A very telling article written by Alfonso Cevola, who worked as the Italian Wine Director for Southern Glazer Wine & Spirits (Southern) for nearly 30 years, demonstrates how the wholesale tier changed their practices to worsen the bottleneck crisis for small wineries. Yes, the same tier that lobbies to take away market opportunities for small producers, changed their business model to make it exceedingly harder for small wineries to grab market share.
According to the article, one of the dominant players in the wholesaler tier changed the compensation system from the traditional commission model to a pay for performance model. Under the traditional commission model, the wholesaler salesman had an incentive to know their accounts well and got rewarded for selling unfamiliar wineries to retailers. Because the sales reps had incentives to sell these products, unfamiliar wines had a route to market.

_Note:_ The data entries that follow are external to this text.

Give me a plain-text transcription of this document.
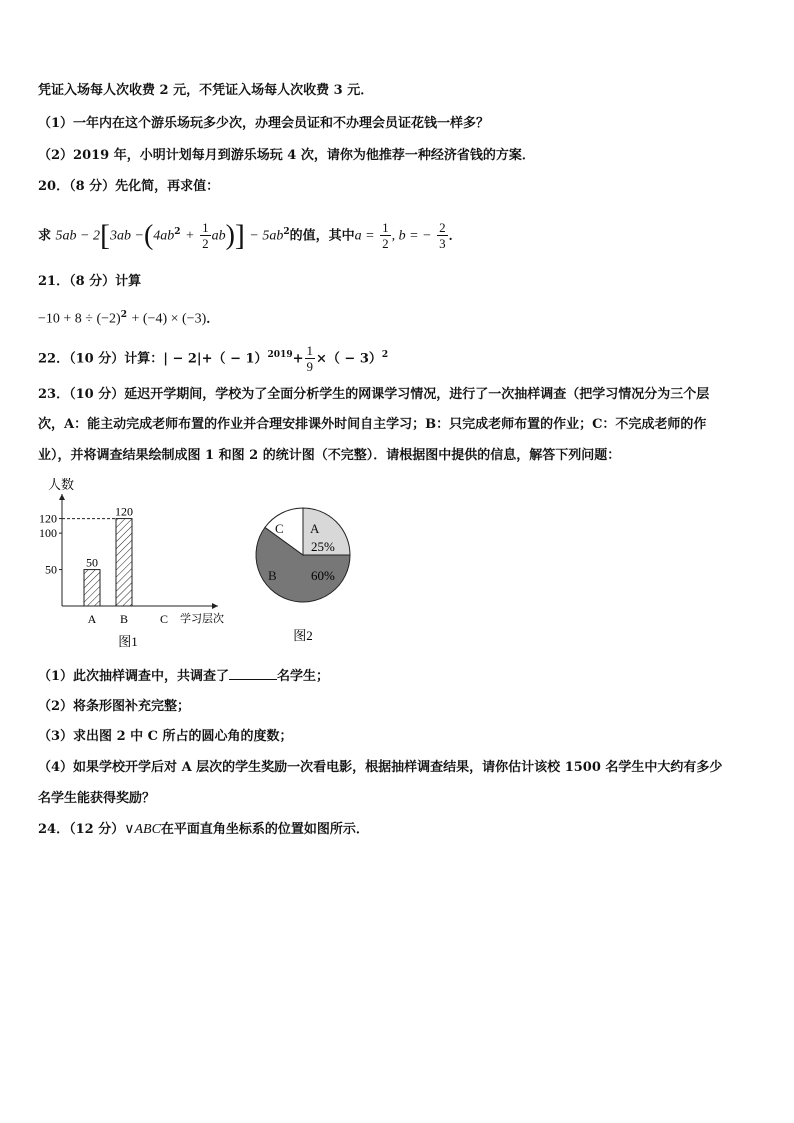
凭证入场每人次收费 2 元，不凭证入场每人次收费 3 元．
（1）一年内在这个游乐场玩多少次，办理会员证和不办理会员证花钱一样多？
（2）2019 年，小明计划每月到游乐场玩 4 次，请你为他推荐一种经济省钱的方案．
20．（8 分）先化简，再求值：
求 $5ab - 2[3ab -(4ab^2 + \frac{1}{2} ab)] - 5ab^2$的值，其中$a = \frac{1}{2}$ , b = − $\frac{2}{3}$ ．
21．（8 分）计算
$-10 + 8 \div (-2)^2 + (-4) \times (-3)$．
22．（10 分）计算：| − $2|+( - 1)^{2019}+ \frac{1}{9}$ ×（ − 3）$^2$
23．（10 分）延迟开学期间，学校为了全面分析学生的网课学习情况，进行了一次抽样调查（把学习情况分为三个层
次，A：能主动完成老师布置的作业并合理安排课外时间自主学习；B：只完成老师布置的作业；C：不完成老师的作
业），并将调查结果绘制成图 1 和图 2 的统计图（不完整）．请根据图中提供的信息，解答下列问题：
人数
学习层次
50
100
120
A
50
B
120
C
图1
A
25%
B	60%
C
图2
（1）此次抽样调查中，共调查了	名学生；
（2）将条形图补充完整；
（3）求出图 2 中 C 所占的圆心角的度数；
（4）如果学校开学后对 A 层次的学生奖励一次看电影，根据抽样调查结果，请你估计该校 1500 名学生中大约有多少
名学生能获得奖励？
24．（12 分）∨ABC在平面直角坐标系的位置如图所示．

The major wholesaler he is referring to, changed to a pay for performance model that “replaced that alignment with predetermined goals tied to specific SKUs, funded by supplier contributions to bonus pools. Large suppliers bought their way into the performance metrics.”
The sales goal switched to cherry picking the highest paying goals and deemphasizing the small unknown producers.
The suppliers funded the bonus for pay for performance, and small producers without the budget to participate were frozen out. Additionally, sales bonuses from the supplier pools started flowing up to senior management. Who started getting rewarded for the changed system.
The industry needs a day of reckoning, and maybe that day will come from the federal court system. We hear how people are drinking less; and there is the threat of Hemp derived beverages amongst many challenges.
Maybe the real enemy is within our own alcohol system. The system which on its best days has a major bottleneck problem of too many suppliers and not enough wholesalers (With many states mandating a winery utilize a wholesaler to sell in-state, there is no good alternative available for the winery.) Now faces another problem of a major wholesaler intentionally skewing the market against the upstarts and collecting bonuses to rig the system.
When it all shakes out, we are going to discover C-suite executives had to sign off on these maneuvers.
As someone who was in the government side of things, I can tell you that the liquor wholesaler lobby is powerful in the legislative and executive branch, and state regulators trying to make change face great resistance and political pressure. Maybe its time the political class in the state legislatures starts looking at the corruption in the industry and remedy the marketplace, or maybe the corruption hits too close to home!